III. KERANGKA PENDEKATAN STUDI
Proses pendidikan sangat memerlukan adanya hubungan timbal balik antara tiga unsur yang mempengaruhi keberlanjutan dan proses pendidikan anak
yaitu keluarga, masyarakat, dan lingkungan. Dalam hal ini anak merupakan posisi sentral yang sangat rentan untuk dipengaruhi oleh ketiga faktor tersebut.

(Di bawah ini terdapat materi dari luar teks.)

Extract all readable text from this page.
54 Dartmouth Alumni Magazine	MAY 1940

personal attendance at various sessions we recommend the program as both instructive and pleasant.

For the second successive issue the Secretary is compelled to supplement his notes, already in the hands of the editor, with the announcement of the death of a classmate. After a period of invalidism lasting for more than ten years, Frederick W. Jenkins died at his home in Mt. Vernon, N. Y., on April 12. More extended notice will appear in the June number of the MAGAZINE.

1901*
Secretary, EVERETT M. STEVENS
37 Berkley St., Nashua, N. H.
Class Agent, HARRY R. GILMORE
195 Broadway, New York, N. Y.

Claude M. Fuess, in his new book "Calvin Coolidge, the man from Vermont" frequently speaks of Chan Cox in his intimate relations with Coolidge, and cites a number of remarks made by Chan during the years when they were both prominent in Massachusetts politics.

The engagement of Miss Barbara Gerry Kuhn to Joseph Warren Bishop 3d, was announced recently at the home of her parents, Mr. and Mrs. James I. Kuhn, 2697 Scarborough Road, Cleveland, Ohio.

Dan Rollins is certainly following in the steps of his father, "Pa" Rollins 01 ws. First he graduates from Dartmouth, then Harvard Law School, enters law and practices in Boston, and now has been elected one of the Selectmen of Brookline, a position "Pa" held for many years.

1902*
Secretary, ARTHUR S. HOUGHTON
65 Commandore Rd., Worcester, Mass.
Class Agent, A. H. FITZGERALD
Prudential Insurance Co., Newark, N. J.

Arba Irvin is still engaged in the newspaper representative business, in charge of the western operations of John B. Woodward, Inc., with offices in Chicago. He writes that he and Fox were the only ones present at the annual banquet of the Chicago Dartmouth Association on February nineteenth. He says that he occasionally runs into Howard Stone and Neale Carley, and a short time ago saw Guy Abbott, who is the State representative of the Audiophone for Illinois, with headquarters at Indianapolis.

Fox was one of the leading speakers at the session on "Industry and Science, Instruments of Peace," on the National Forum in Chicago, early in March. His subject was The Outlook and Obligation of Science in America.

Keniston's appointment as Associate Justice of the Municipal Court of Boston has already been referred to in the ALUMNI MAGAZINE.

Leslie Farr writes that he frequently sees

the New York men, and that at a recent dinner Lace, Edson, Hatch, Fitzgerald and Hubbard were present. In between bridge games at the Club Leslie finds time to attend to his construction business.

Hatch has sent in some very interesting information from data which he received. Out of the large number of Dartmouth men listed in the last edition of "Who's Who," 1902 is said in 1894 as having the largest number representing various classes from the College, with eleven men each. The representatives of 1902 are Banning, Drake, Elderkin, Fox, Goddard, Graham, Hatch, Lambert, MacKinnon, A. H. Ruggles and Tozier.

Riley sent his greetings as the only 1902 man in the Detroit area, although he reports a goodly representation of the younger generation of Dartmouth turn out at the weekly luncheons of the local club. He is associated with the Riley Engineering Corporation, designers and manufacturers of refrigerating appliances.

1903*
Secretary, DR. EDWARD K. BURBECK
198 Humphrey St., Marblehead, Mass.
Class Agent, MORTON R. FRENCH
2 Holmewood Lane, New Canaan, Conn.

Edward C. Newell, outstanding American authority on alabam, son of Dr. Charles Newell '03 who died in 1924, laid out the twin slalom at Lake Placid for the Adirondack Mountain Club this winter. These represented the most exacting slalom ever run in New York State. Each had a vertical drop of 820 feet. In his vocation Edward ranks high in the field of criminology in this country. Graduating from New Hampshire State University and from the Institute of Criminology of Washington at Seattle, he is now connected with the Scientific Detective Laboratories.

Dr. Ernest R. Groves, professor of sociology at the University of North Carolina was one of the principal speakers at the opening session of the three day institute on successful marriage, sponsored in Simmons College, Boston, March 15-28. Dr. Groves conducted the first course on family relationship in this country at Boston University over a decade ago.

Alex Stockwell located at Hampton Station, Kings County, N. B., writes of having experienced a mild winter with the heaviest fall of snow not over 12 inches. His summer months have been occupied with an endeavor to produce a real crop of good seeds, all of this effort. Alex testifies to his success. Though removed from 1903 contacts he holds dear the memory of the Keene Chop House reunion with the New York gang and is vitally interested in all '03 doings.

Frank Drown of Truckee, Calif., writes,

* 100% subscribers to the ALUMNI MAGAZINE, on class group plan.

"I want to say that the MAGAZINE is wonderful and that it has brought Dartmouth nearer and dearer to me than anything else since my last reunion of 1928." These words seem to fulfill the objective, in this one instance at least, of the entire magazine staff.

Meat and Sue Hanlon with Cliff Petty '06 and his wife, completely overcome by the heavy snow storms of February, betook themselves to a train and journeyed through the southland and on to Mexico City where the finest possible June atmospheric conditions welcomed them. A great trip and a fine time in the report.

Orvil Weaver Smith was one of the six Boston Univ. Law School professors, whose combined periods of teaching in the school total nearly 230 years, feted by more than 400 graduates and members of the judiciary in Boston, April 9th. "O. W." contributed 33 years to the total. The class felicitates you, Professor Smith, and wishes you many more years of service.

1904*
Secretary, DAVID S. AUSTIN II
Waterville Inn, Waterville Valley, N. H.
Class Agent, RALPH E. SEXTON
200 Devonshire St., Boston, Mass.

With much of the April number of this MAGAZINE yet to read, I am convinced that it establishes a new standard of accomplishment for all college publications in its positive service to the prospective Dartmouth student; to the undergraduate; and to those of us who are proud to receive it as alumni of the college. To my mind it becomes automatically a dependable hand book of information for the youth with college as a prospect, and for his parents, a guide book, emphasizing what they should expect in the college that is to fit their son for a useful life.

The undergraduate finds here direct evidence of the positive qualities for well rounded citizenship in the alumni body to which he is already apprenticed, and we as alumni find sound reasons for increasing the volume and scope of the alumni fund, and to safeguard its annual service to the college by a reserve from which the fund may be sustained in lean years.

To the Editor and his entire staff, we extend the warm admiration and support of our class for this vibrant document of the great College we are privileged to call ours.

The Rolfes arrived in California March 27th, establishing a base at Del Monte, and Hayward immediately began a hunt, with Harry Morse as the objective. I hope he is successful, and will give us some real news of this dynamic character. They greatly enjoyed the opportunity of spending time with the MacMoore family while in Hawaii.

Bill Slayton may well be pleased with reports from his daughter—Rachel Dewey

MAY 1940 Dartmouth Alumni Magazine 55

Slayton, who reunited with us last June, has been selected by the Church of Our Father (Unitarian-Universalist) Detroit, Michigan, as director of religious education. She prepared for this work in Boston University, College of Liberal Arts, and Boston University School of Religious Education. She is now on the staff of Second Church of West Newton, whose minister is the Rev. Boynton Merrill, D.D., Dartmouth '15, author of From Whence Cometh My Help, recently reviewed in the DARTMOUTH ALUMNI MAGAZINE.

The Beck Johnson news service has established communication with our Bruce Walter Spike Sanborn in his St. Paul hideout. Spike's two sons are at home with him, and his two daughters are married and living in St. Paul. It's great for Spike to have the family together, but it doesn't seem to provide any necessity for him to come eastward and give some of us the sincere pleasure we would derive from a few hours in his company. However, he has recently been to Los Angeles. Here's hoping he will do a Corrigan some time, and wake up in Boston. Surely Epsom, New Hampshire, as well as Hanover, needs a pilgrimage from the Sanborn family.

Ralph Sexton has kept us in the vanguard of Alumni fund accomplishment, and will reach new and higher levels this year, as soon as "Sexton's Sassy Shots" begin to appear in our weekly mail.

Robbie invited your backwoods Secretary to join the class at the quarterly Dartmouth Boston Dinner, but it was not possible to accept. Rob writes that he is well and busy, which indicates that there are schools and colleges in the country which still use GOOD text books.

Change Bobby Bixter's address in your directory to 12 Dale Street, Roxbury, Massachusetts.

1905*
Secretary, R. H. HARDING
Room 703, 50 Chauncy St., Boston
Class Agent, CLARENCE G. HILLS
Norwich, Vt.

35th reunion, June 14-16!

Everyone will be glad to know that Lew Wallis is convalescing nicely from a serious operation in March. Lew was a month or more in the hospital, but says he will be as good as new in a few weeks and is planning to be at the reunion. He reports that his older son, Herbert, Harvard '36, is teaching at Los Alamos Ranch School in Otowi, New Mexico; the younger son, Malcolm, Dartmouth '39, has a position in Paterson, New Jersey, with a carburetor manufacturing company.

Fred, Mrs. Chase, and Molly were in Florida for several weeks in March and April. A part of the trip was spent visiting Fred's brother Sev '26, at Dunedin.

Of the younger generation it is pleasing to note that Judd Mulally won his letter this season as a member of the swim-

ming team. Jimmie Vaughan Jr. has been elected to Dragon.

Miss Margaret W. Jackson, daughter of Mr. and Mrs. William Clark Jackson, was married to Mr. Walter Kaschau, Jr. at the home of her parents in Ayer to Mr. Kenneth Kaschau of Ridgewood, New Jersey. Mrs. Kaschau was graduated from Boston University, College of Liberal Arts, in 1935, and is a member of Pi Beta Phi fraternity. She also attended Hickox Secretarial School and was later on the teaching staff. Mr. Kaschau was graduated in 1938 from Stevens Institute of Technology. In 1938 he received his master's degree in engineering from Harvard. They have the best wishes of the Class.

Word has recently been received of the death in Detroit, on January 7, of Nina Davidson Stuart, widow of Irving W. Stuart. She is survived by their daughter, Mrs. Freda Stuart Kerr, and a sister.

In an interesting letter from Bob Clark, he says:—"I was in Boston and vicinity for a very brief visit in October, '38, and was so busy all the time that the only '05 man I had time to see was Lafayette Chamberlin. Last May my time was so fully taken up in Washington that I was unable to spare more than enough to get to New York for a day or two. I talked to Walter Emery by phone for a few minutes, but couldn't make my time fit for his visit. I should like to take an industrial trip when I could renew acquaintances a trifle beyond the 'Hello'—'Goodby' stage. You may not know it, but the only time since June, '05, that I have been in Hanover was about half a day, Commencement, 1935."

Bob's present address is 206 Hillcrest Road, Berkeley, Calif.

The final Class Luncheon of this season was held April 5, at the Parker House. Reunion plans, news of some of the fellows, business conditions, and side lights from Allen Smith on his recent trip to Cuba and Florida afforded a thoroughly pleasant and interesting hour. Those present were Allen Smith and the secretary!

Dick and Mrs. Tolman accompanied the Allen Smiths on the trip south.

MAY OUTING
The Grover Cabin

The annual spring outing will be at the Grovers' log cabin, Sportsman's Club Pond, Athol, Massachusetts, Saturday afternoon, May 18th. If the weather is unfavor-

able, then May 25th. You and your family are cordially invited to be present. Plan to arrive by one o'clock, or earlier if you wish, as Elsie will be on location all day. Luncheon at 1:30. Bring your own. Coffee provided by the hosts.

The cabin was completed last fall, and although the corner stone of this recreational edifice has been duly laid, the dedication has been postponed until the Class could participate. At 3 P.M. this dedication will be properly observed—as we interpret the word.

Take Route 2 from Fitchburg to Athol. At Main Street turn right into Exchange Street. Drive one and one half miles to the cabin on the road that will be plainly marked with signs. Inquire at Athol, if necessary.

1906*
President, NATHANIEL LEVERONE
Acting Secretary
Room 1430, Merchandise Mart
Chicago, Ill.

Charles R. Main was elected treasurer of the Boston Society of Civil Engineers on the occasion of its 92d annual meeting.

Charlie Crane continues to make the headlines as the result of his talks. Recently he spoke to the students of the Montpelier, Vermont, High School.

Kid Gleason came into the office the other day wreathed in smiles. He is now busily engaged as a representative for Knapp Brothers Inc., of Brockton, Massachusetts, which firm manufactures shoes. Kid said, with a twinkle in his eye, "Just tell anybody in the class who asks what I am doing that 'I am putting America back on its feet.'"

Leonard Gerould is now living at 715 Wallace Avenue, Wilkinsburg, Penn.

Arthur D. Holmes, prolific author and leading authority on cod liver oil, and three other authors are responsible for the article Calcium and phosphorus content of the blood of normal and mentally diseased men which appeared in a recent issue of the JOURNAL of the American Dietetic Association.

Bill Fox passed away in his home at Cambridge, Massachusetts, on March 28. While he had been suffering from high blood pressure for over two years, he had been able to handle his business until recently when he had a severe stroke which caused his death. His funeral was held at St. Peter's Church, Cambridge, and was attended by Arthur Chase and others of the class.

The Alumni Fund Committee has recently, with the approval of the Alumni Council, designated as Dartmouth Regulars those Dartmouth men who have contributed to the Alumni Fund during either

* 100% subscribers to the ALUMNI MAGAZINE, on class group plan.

Penelitian ini mengkaji tentang faktor-faktor yang mempengaruhi keberlanjutan seorang anak dalam mengakses pendidikan untuk tercapainya mutu
anak yang diharapkan. Faktor-faktor tersebut terdiri dari beberapa bagian yaitu karakteristik sosial ekonomi orang tua nelayan, jenis layanan pendidikan, serta
ketersediaan informasi layanan pendidikan. Penelitian ini juga berusaha mencoba membantu merumuskan alternatif layanan pendidikan non-formal yang lebih
sesuai dengan kondisisituasi rumah tangga nelayan. Karakteristik sosial ekonomi orang tua nelayan yang akan dilihat dalam
penelitian ini adalah umur kepala keluarga dan ibu saat dilakukan wawancara, tingkat pendidikan yang berupa lama sekolah anggota keluarga dihitung dalam
jumlah tahun yang sudah dihabiskan anggota keluarga tersebut untuk bersekolah, pendapatan keluarga yang merupakan jumlah keseluruhan pendapatan keluarga
termasuk ayah, ibu dan anak serta anggota keluarga lain, besar keluarga yaitu banyaknya anggota keluarga dalam keluarga tersebut, persepsi terhadap
pendidikan, status usaha kepala keluarga serta nilai anak dalam keluarga yang terbagi berdasarkan jenis kelamin anak tersebut. Jenis layanan pendidikan terbagi
tiga yaitu layanan pendidikan formal, pendidikan non formal, dan pendidikan in- formal, tetapi yang termasuk dalam ruang lingkup penelitian hanya pendidikan
formal dan pendidikan non formal. Ketersediaan informasi dapat dilihat dari adanya media-media informasi mengenai layanan pendidikan yang dapat diakses
oleh rumah tangga perikanan dan intensitas keluarga nelayan dalam menggunakan media informasi tersebut.